Many of the largest developed countries are forced to monetize their highly-indebted government bond markets amid high inflation, there are acute energy shortages in many parts of the world to a level that represents true national security threats in some cases, and political polarization continues to rise broadly, with the recent Italian elections being an example of that.

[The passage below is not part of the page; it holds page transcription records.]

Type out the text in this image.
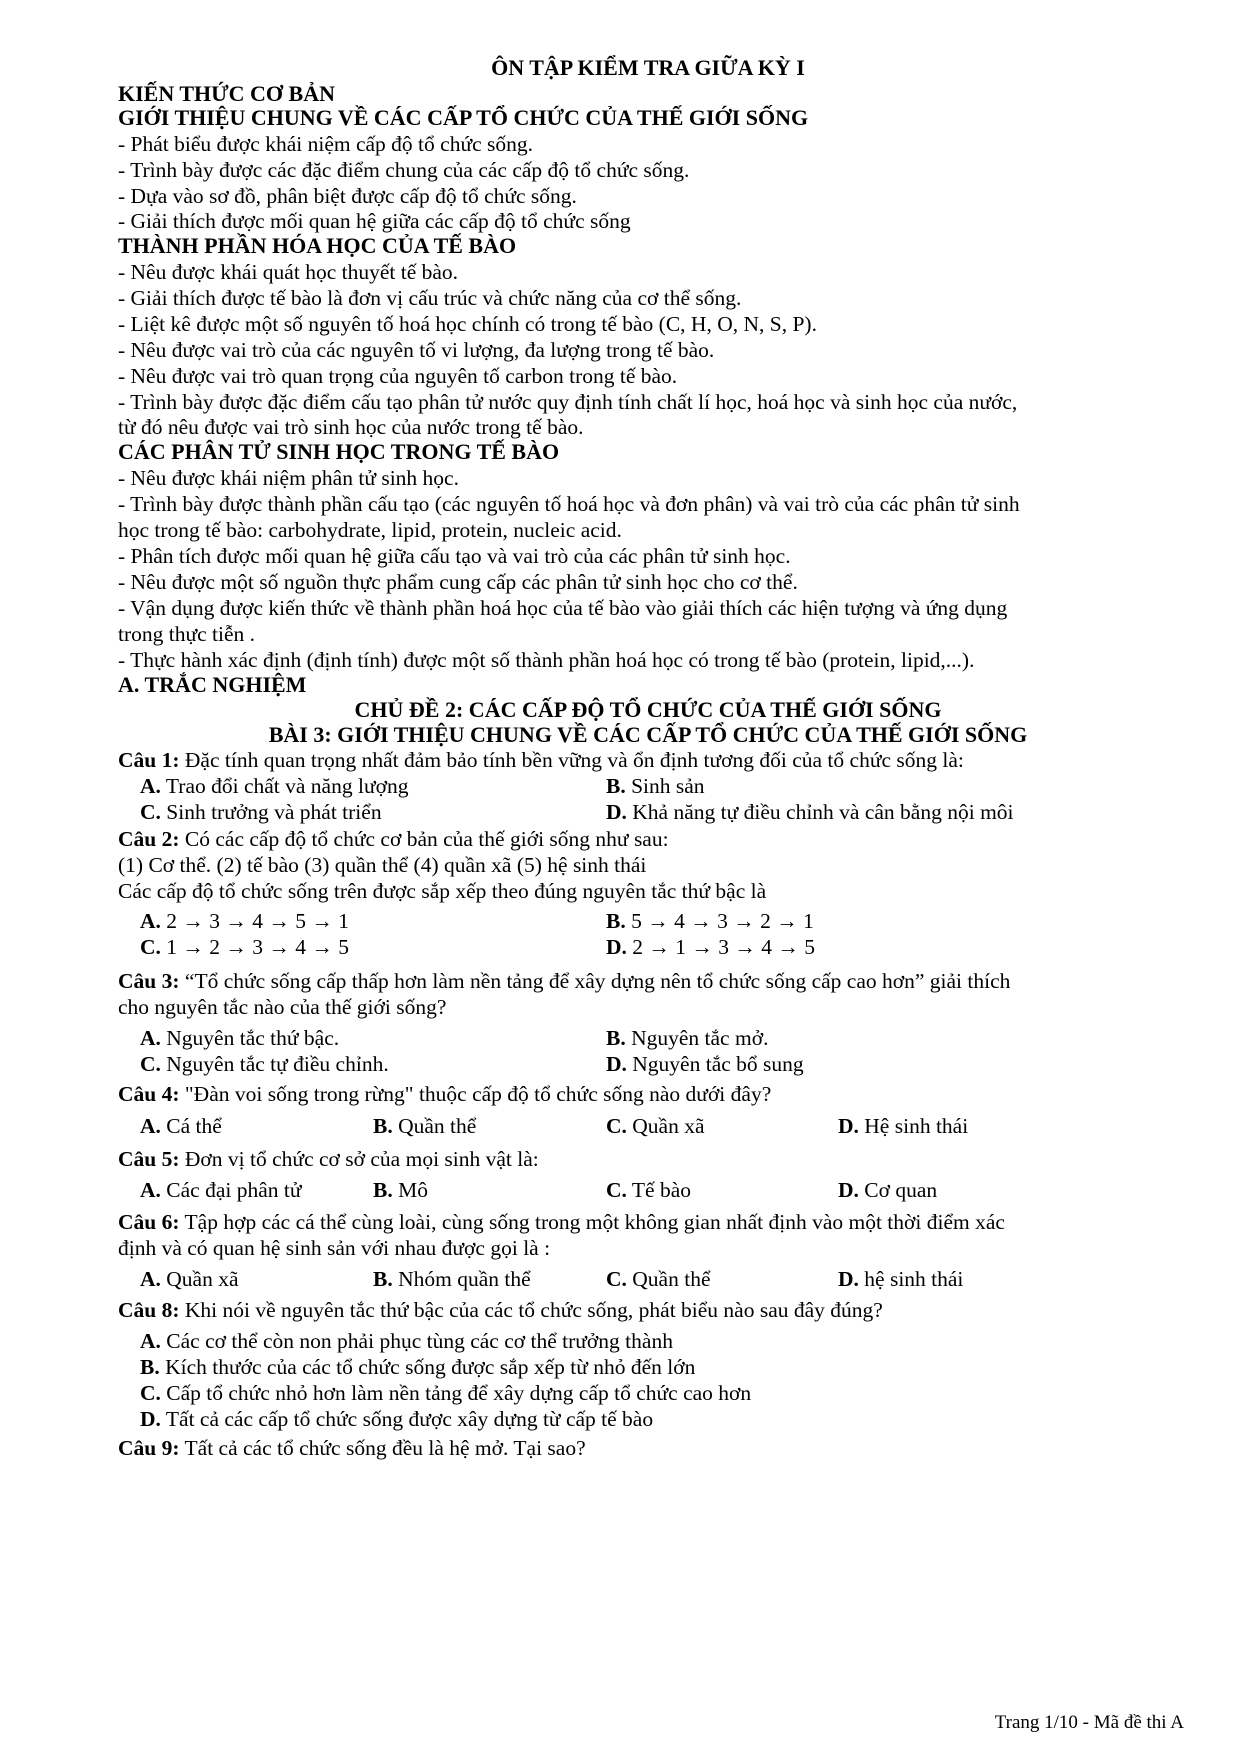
ÔN TẬP KIỂM TRA GIỮA KỲ I
KIẾN THỨC CƠ BẢN
GIỚI THIỆU CHUNG VỀ CÁC CẤP TỔ CHỨC CỦA THẾ GIỚI SỐNG
- Phát biểu được khái niệm cấp độ tổ chức sống.
- Trình bày được các đặc điểm chung của các cấp độ tổ chức sống.
- Dựa vào sơ đồ, phân biệt được cấp độ tổ chức sống.
- Giải thích được mối quan hệ giữa các cấp độ tổ chức sống
THÀNH PHẦN HÓA HỌC CỦA TẾ BÀO
- Nêu được khái quát học thuyết tế bào.
- Giải thích được tế bào là đơn vị cấu trúc và chức năng của cơ thể sống.
- Liệt kê được một số nguyên tố hoá học chính có trong tế bào (C, H, O, N, S, P).
- Nêu được vai trò của các nguyên tố vi lượng, đa lượng trong tế bào.
- Nêu được vai trò quan trọng của nguyên tố carbon trong tế bào.
- Trình bày được đặc điểm cấu tạo phân tử nước quy định tính chất lí học, hoá học và sinh học của nước,
từ đó nêu được vai trò sinh học của nước trong tế bào.
CÁC PHÂN TỬ SINH HỌC TRONG TẾ BÀO
- Nêu được khái niệm phân tử sinh học.
- Trình bày được thành phần cấu tạo (các nguyên tố hoá học và đơn phân) và vai trò của các phân tử sinh
học trong tế bào: carbohydrate, lipid, protein, nucleic acid.
- Phân tích được mối quan hệ giữa cấu tạo và vai trò của các phân tử sinh học.
- Nêu được một số nguồn thực phẩm cung cấp các phân tử sinh học cho cơ thể.
- Vận dụng được kiến thức về thành phần hoá học của tế bào vào giải thích các hiện tượng và ứng dụng
trong thực tiễn .
- Thực hành xác định (định tính) được một số thành phần hoá học có trong tế bào (protein, lipid,...).
A. TRẮC NGHIỆM
CHỦ ĐỀ 2: CÁC CẤP ĐỘ TỔ CHỨC CỦA THẾ GIỚI SỐNG
BÀI 3: GIỚI THIỆU CHUNG VỀ CÁC CẤP TỔ CHỨC CỦA THẾ GIỚI SỐNG
Câu 1: Đặc tính quan trọng nhất đảm bảo tính bền vững và ổn định tương đối của tổ chức sống là:
A. Trao đổi chất và năng lượng	B. Sinh sản
C. Sinh trưởng và phát triển	D. Khả năng tự điều chỉnh và cân bằng nội môi
Câu 2: Có các cấp độ tổ chức cơ bản của thế giới sống như sau:
(1) Cơ thể. (2) tế bào (3) quần thể (4) quần xã (5) hệ sinh thái
Các cấp độ tổ chức sống trên được sắp xếp theo đúng nguyên tắc thứ bậc là
A. 2 → 3 → 4 → 5 → 1	B. 5 → 4 → 3 → 2 → 1
C. 1 → 2 → 3 → 4 → 5	D. 2 → 1 → 3 → 4 → 5
Câu 3: “Tổ chức sống cấp thấp hơn làm nền tảng để xây dựng nên tổ chức sống cấp cao hơn” giải thích
cho nguyên tắc nào của thế giới sống?
A. Nguyên tắc thứ bậc.	B. Nguyên tắc mở.
C. Nguyên tắc tự điều chỉnh.	D. Nguyên tắc bổ sung
Câu 4: "Đàn voi sống trong rừng" thuộc cấp độ tổ chức sống nào dưới đây?
A. Cá thể	B. Quần thể	C. Quần xã	D. Hệ sinh thái
Câu 5: Đơn vị tổ chức cơ sở của mọi sinh vật là:
A. Các đại phân tử	B. Mô	C. Tế bào	D. Cơ quan
Câu 6: Tập hợp các cá thể cùng loài, cùng sống trong một không gian nhất định vào một thời điểm xác
định và có quan hệ sinh sản với nhau được gọi là :
A. Quần xã	B. Nhóm quần thể	C. Quần thể	D. hệ sinh thái
Câu 8: Khi nói về nguyên tắc thứ bậc của các tổ chức sống, phát biểu nào sau đây đúng?
A. Các cơ thể còn non phải phục tùng các cơ thể trưởng thành
B. Kích thước của các tổ chức sống được sắp xếp từ nhỏ đến lớn
C. Cấp tổ chức nhỏ hơn làm nền tảng để xây dựng cấp tổ chức cao hơn
D. Tất cả các cấp tổ chức sống được xây dựng từ cấp tế bào
Câu 9: Tất cả các tổ chức sống đều là hệ mở. Tại sao?
Trang 1/10 - Mã đề thi A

There are a lot of attractive risk assets for the long-term out there that I’m keeping an eye on, such as Latin American equities, Indian equities, gold equities, bitcoin, energy producers, a variety of cyclical value equities in general, and so forth. And for many of them, I’m happy to accumulate now in a barbell approach and already own them, while maintaining an overall defensive tilt with other parts of my portfolio. When the Fed runs into difficulty trying to tighten policy more, and has to pause or pivot, then many of these assets would likely become very attractive and I’d probably want to increase my positions.
So, navigating this period becomes about managing timeframes, as we keep a watch list of what we’d like to own more of, and being aware of some of the key catalysts out there. For example, BLDR and SWN are two stocks I’m potentially looking to buy, but am holding tight for the moment as I watch the macro conditions unfold a bit more.